On Friday, May 25, 2012, at 5:02 p.m., I received a request from Dr. Tom McCullough that he be allowed to use his accrued leave in lieu of serving a suspension without pay through the end of his contract, June 30, 2012. I had presented this very option to Dr. McCullough on Monday, May 14, 2012, even before he gave notice of his intent to retire, explaining that, in view of issues that had been developing throughout the school year, I felt the need to make an immediate change in the school administration. When Dr. McCullough refused this option and announced his retirement, I suspended him so I could proceed with the school's administrative changes.
I have granted Dr. McCullough's request subject to the understanding that he not be on the campus of SMMHS. Since HCDE would have paid Dr. McCullough for his accrued unused leave after his contract expired on June 30, 2012, this decision does not have any financial impact on the school system.
Some Signal Mountain parents say they're relieved that their principal now can retire without a blemished record.
On Saturday, Hamilton County Schools Superintendent Rick Smith reversed his decision to suspend Signal Mountain Middle/High Principal Tom McCullough, the latest action in a string of events stemming from a March senior trip.
The suspension was announced May 18. Within three days, parents had collected more than 700 online signatures asking Smith to reinstate McCullough. Though he will have to use his accrued leave time through the end of his contract on June 30, parents say they're pleased he'll retire with an unstained record.
"We are so very happy for Dr. McCullough. He's not going to end his time at Signal Mountain and Hamilton County under a cloud," said parent Leslie Smith, who started the online petition.
Parents said the latest decision seemed like a fair compromise for McCullough, who will be replaced by current Sale Creek Middle/High Principal Robin Copp.
"I hate that he loses any money on it, but I don't want him to go into retirement under a suspension," said parent Lisa Crowder. "I think the suspension was unnecessary and uncalled for. That was a big stickler for me -- he didn't need to end 42 years of education with a suspension."
Smith suspended McCullough without pay for his handling of accusations that teachers and students consumed alcohol during a trip to the Bahamas. The suspension came two days after McCullough announced he would retire June 30, ending 42 years in education.

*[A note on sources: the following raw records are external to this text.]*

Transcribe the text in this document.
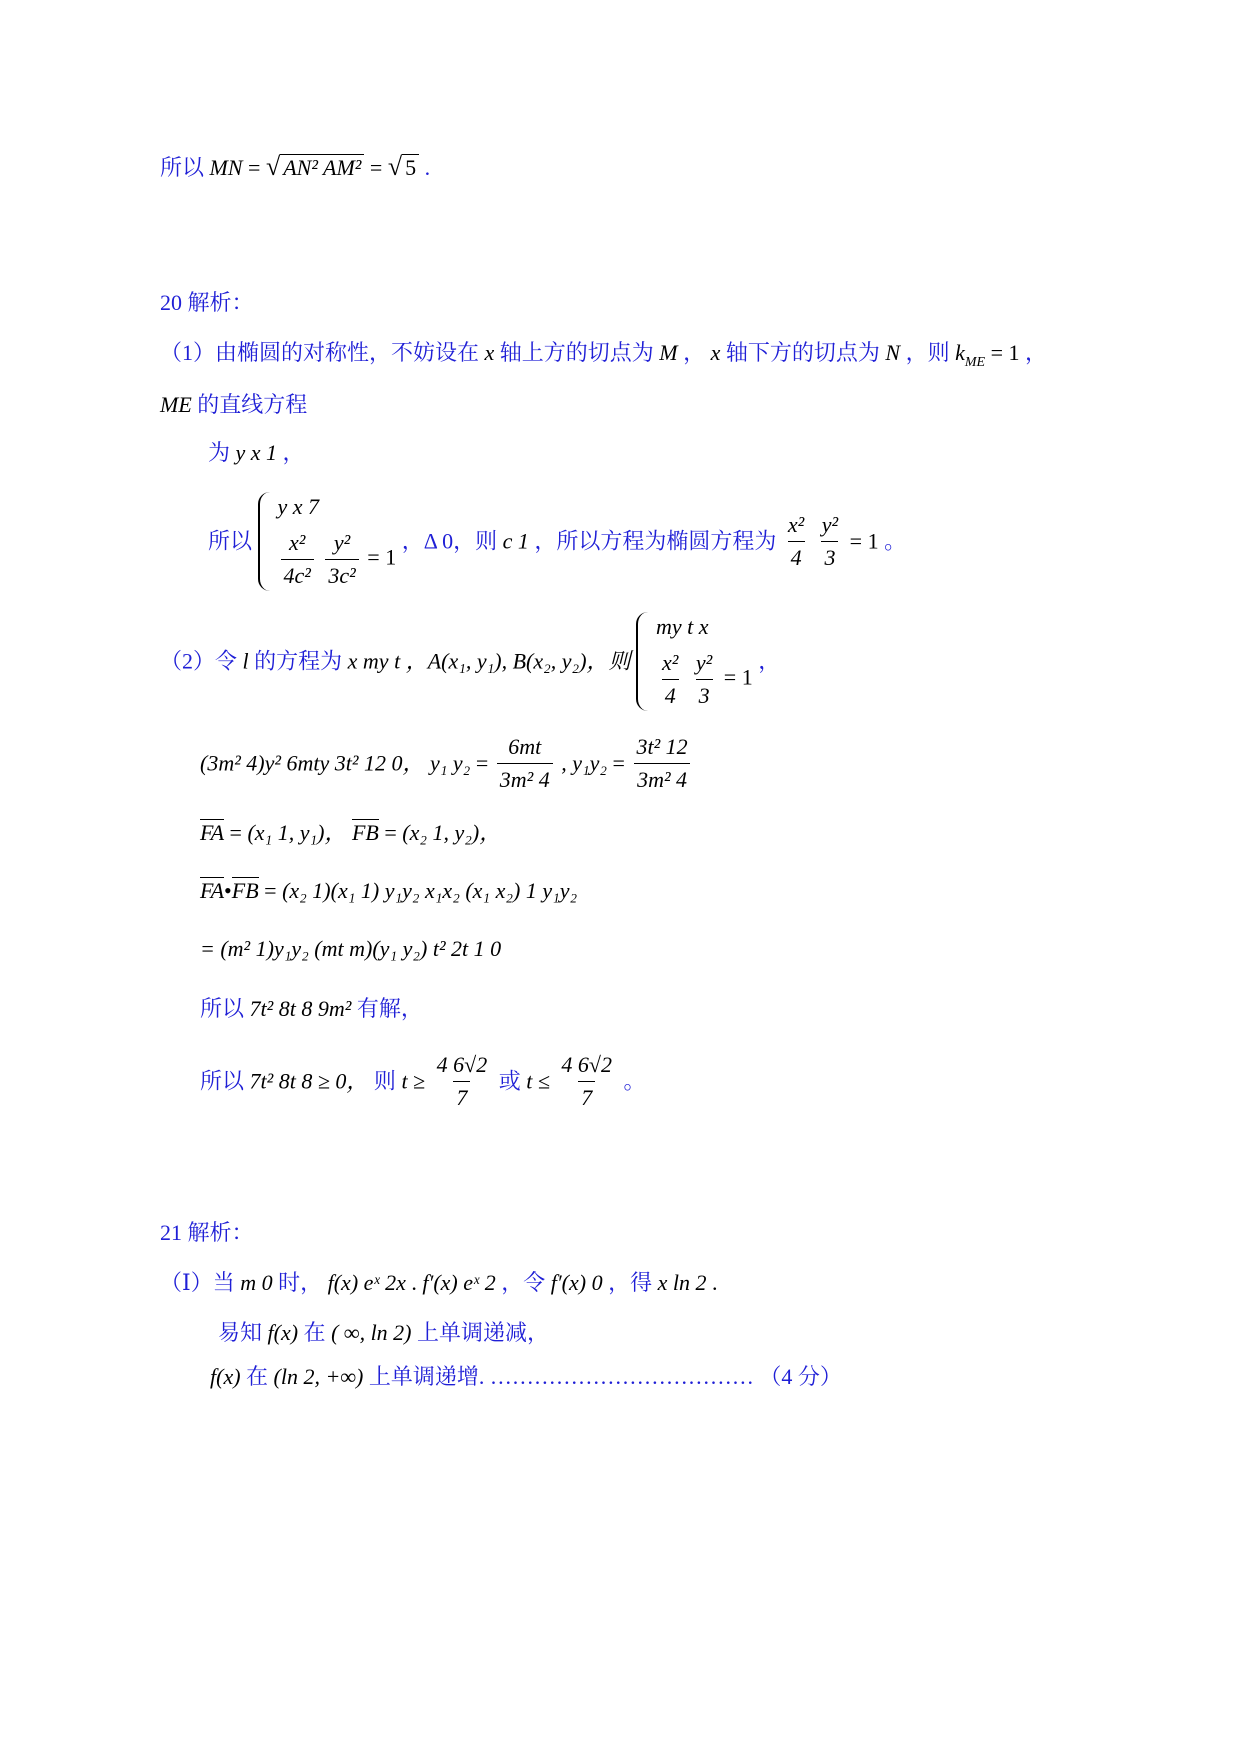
所以 MN = √ AN² AM² = √ 5 .
20 解析：
（1）由椭圆的对称性，不妨设在 x 轴上方的切点为 M ， x 轴下方的切点为 N ，则 $k_{ME} = 1$ ，
ME 的直线方程
为 y x 1 ，
所以
y x 7
$\frac{\text{x²}}{\text{4c²}}$
$\frac{\text{y²}}{\text{3c²}} = 1$
，Δ 0，则 c 1 ，所以方程为椭圆方程为 $\frac{\text{x²}}{4}$
$\frac{\text{y²}}{3} = 1$ 。
（2）令 l 的方程为 x my t ，A(x₁, y₁), B(x₂, y₂)，则
my t x
$\frac{\text{x²}}{4}$
$\frac{\text{y²}}{3} = 1$
，
(3m² 4)y² 6mty 3t² 12 0， y₁ $y_2 = \frac{6mt}{\text{3m² 4}}$ , $y_1y_2 = \frac{\text{3t² 12}}{\text{3m² 4}}$
FA = (x₁ 1, y₁)， FB = (x₂ 1, y₂)，
FA•FB = (x₂ 1)(x₁ 1) y₁y₂ x₁x₂ (x₁ x₂) 1 y₁y₂
= (m² 1)y₁y₂ (mt m)(y₁ y₂) t² 2t 1 0
所以 7t² 8t 8 9m² 有解，
所以 7t² 8t 8 ≥ 0， 则 $t \ge \frac{4 6√2}{7}$ 或 $t \le \frac{4 6√2}{7}$ 。
21 解析：
（Ⅰ）当 m 0 时， f(x) eˣ 2x . f′(x) eˣ 2 ，令 f′(x) 0 ，得 x ln 2 .
易知 f(x) 在 ( ∞, ln 2) 上单调递减，
f(x) 在 (ln 2, +∞) 上单调递增. ……………………………… （4 分）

McCullough declined Saturday to comment, and Smith could not be reached for comment.
In an email to school board members Saturday morning, Smith said McCullough may use his accrued leave time but must stay off the Signal Mountain campus. He said the reversal would have no financial impact because McCullough would have been paid anyway for his unused accrued leave.
School leaders disciplined 16 students for drinking on the March cruise, a trip that was approved by the school board. Later, a central office investigation concluded that all seven chaperones drank on the trip, though not around students.
Those implicated included counselors LeAnn Welch and Anne Cushing, Assistant Principal Jason McKinney, college adviser Sandy Mitchum, registrar Lizetta Paturalski, teacher Steve Redman and guidance counselor Leslie Sharpe.
Sharpe is the wife of Robert Sharpe, assistant superintendent of secondary education, who oversees all Hamilton County middle and high schools. Welch's husband, Signal Mountain dentist Jonathan Welch, is the only candidate for the District 2 school board seat in the August election.
McCullough wasn't on the trip, but he was criticized for mishandling the situation and not reporting it to the central office immediately.
In his initial letter suspending McCullough, Smith said the principal's "continued lack of regard for procedures and policy is troubling."
The state Board of Education moved to suspend all seven chaperones' licenses for one year. But after meeting with Smith and other local education officials, the sanctions were reduced.
While they're unsure if their petition influenced the decision, parents lauded the superintendent for his reversal, which treats McCullough with the respect they say he's earned.
"He's a fantastic educator, great person and a great human being," Crowder said. "That was why we did not want the suspension on his record. He really is a wonderful person."